Lo habían ignorado hasta ese momento en donde el arrepentimiento quemaba su piel y ruñía sus huesos con la intención de no dejar rastros. Habían ignorado que siempre fueron la propiedad del más cruel e indiferente de los destinos.

Aquellos días donde los cielos se pintaban de su compañía creando colores jamás vistos, acompañados de la brisa de sus suspiros infundados por sus caricias, perecieron. Murieron el día en que sus ojos se cerraron, negándole la belleza al mundo actual.

Las sombras de dos individuos enamorados se unieron en una sola. La aventura que habían jurado en su emoción por vivir juntos, se disolvió en un mar de sangre y gritos.

Todo sucedió en una misión hacía varios años. Las cosas como se habían planeado ni por asomo se parecieron a las que les dieron la bienvenida, y los gritos de Saturo, aunados a su negación, inservibles terminaron por ser cuando el cuerpo de la castaña se derribó. Ella cayó por su propio peso y de la técnica maldita que tanto presumía, la realidad la adelantó sin darle una oportunidad para defenderse.

Ya era el eco de ese recuerdo lo que poco resonaba en Satoru. El color grisáceo de ese día en que perdió a la dama de su aurora mermaba cada mañana que se encontraba con los jóvenes rostros de sus tres aprendices.

Cada mañana las ocurrencias de los menores le causaban un sabor amargo, era como verse en un reflejo y encontrarse al lado de la castaña y su mejor amigo. Cuando la mala suerte no se acordaba de ninguno de los tres y les otorgaba su propio camino.

—Voy a salir el día de hoy —les informó a sus alumnos cuando todos entraronal aula—. Tendremos clases teóricas y después les daré el tiempo libre ¿ok?

Aquel tono mediocre en felicidad era muy evidente en el mayor. Los menores se vieron unos a otros, Fushiguro amenazó con la mirada a Itadori de que no hiciera ninguna pregunta y terminaron por estar de acuerdo con Satoru.

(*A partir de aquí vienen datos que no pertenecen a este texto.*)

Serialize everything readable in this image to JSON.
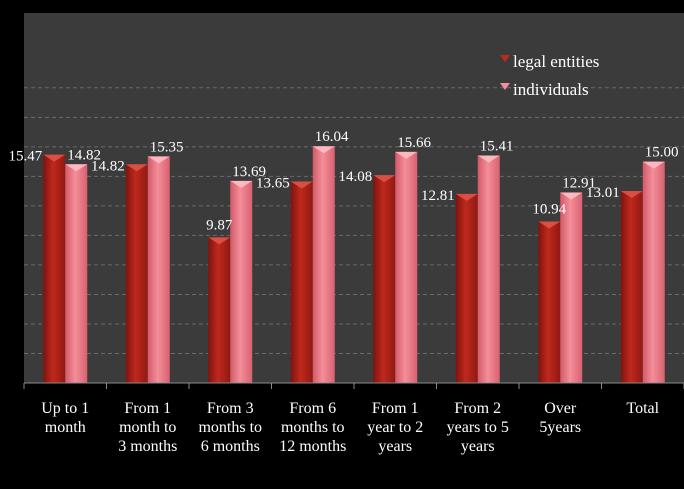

Para cuando las clases llegaron a su fin, Satoru no se molestó en mencionar algo más allá de su despedida. Salió del salón, incluso de la escuela y se perdió en el rumbo que tomaba cada día cinco de cada mes; el día en que sus paredes se habían vuelto blancas desde años atrás. Esta vez no hubo ningún comentario burlón, o tampoco recordó un momento bochornoso de la infancia de Fushiguro y esto los alertó.

—El profesor... —dijo Itadori entre dientes, observando las expresiones de sus amigos.

—No parecía ser el mismo hombre insoportable de siempre —agregó la castaña. Era difícil aceptarlo, pero hasta ella estaba preocupada por su mayor.

Fushiguro resopló y antes de levantarse de su asiento, les participó lo único que sabía de la historia que hasta el mismismo Satoru no quería hablar.

—Es de comprender, es día cinco —dijo con el aliento seco. Tenía pocos recuerdos de quien era la castaña por la que Satoru había aceptado ese suplicio—. Ocurrió hace años, cuando yo era un niño. No sé muchos detalles y sinceramente no quiero preguntar.

—Espera —interrumpió Itadori—. ¿Día cinco? ¿Hoy hay algún descuento en alguna tienda?

Notablemente molestos por lo despistado de Itadori, el resto de los jóvenes ignoró su comentario pasados unos segundos de silencio. Entonces el azabache retomó la palabra.

—El profesor se había enamorado —a estas palabras Nobara e Itadori respondieron con un poema en su expresión. No parecía creíble, pero no contaban con fundamentos para creer que Fushiguro les estaba mintiendo—. Según lo que supe, ella tenía una personalidad inolvidable, tanto como la impresión que deja un eclipse. Sus labios sonrientes eran cálidos como las brasas del sol, y su expresión de enojo, como la tiranía justa de una emperatriz; sucedió mientras trabajaban en un exorcismo. Ella había perdido el control de su técnica, o más bien llegado a su límite, de forma que fue malamente herida como para caer en cama sin posibilidades de volver a abrir los ojos.

—O sea... —completó Nobara—. ¿Sigue viva?

Fushiguro asintió.

—Lo sigue, pero no ha despertado de su sueño desde ese entonces —repuso, sin evitar pensar en su hermanastra—. En cierta forma entiendo al profesor, pero es costoso aferrarse a una esperanza que es la sombre de un final obvio.

Nobara y Fusgihuro guardaron silencio. Mientras tanto, Itadori sintiendo la pesadez del momento, no quiso quedarse con sus palabras así que las confesó con aquella atracción que tanto había embelesado a sus amigos.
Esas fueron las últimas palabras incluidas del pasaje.